The Rocker: The backstory rocks
Famous screenwriter! Hahahahahahaa!
Or maybe just working screenwriters.
Screenwriters? Working? Hahahahhaaaa!
They sleep on couches and they eat ramen noodles for dinner and they try to write, and they deal with the fact that no woman in town wants to date them after they let onto the fact that they're sleeping on couches and eating ramen noodles for dinner.
They support themselves working 80-hour weeks answering phones for jerks (see also: Swimming with Sharks), they get coffee and make dry cleaning runs, they get paid to read scripts that they know they could have written better. And they they try to maintain as much non asshole-ness as possible in an industry full of assholes.
The whole time, these kids keep writing.

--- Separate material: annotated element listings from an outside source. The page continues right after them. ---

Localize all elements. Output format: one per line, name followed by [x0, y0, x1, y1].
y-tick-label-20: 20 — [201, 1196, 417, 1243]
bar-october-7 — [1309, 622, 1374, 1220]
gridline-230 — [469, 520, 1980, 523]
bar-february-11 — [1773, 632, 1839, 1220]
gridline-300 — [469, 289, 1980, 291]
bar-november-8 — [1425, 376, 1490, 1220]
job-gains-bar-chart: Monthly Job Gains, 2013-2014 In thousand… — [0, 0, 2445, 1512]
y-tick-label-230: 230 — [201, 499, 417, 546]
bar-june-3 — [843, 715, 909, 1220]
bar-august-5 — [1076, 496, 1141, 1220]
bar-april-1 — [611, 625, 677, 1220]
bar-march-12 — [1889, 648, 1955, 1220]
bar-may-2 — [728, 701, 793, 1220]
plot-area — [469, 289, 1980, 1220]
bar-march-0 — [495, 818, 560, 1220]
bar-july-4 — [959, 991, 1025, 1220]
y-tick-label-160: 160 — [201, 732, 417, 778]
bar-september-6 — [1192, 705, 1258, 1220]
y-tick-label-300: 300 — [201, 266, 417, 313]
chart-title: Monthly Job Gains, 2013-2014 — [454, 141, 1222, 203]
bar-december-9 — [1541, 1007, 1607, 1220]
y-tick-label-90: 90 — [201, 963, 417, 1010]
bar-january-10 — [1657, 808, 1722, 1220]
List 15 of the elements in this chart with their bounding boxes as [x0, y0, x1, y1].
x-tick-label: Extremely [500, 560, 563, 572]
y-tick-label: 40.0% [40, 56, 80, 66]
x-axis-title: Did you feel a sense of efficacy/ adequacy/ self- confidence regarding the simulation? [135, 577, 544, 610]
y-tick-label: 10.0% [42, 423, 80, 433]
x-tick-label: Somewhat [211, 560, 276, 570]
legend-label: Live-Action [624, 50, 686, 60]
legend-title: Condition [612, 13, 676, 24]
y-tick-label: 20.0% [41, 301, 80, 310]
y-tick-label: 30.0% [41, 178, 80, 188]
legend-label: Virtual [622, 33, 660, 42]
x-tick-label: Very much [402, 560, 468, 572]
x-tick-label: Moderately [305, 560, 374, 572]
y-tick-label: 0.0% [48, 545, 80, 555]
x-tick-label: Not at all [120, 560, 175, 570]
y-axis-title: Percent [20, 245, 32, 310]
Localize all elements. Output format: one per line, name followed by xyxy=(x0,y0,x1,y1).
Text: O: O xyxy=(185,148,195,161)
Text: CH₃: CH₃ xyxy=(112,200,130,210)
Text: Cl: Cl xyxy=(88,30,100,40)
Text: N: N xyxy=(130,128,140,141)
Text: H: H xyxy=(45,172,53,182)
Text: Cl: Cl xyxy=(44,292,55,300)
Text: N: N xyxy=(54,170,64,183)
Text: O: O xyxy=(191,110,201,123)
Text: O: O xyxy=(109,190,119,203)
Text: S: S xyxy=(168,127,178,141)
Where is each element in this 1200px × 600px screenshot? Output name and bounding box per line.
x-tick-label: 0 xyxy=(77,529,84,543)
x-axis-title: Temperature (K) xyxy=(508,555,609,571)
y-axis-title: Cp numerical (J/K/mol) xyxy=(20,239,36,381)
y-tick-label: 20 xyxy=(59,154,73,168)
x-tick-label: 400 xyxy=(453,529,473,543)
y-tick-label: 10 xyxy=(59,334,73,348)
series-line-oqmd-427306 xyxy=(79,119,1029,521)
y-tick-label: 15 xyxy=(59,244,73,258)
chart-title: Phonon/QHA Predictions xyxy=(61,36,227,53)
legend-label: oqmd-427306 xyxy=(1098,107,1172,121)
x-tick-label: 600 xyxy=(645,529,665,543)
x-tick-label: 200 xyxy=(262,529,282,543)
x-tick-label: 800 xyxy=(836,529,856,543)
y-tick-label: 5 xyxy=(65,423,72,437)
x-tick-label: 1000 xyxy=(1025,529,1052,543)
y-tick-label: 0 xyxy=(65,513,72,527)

They write some bad scripts. They write some good scripts. They finish one script just as the exact same story is being produced. They finish another script and people they love crap all over it. Jealousy is a beast and in LA, people are even jealous of those who haven't yet succeeded. Just the possibility of success, it seems, is a very threatening thing.
Years later, one of those screenplays hits.
Some call it being in the right place at the right time. Some call it dumb luck. Some of us know that it was ten years of never giving up and always believing in yourself.
That's the story of my cousin. His name is Ryan Jaffe. He got a call one day saying, "Hi, you know that movie you sold us? The Rocker? We start shooting next week in Toronto."
It's out in theaters now.
It's not Rocky, it's not Dr. Zhivago. It's two fun hours at the movies, and hey, Salon liked it and Ebert and Roeper gave it two thumbs up and I'm so very proud of him.
The way I see it, if you can't shamelessly pimp your own family's accomplishments on your blog, then you're no damn good.
Yay Ryan! May this be the first of many.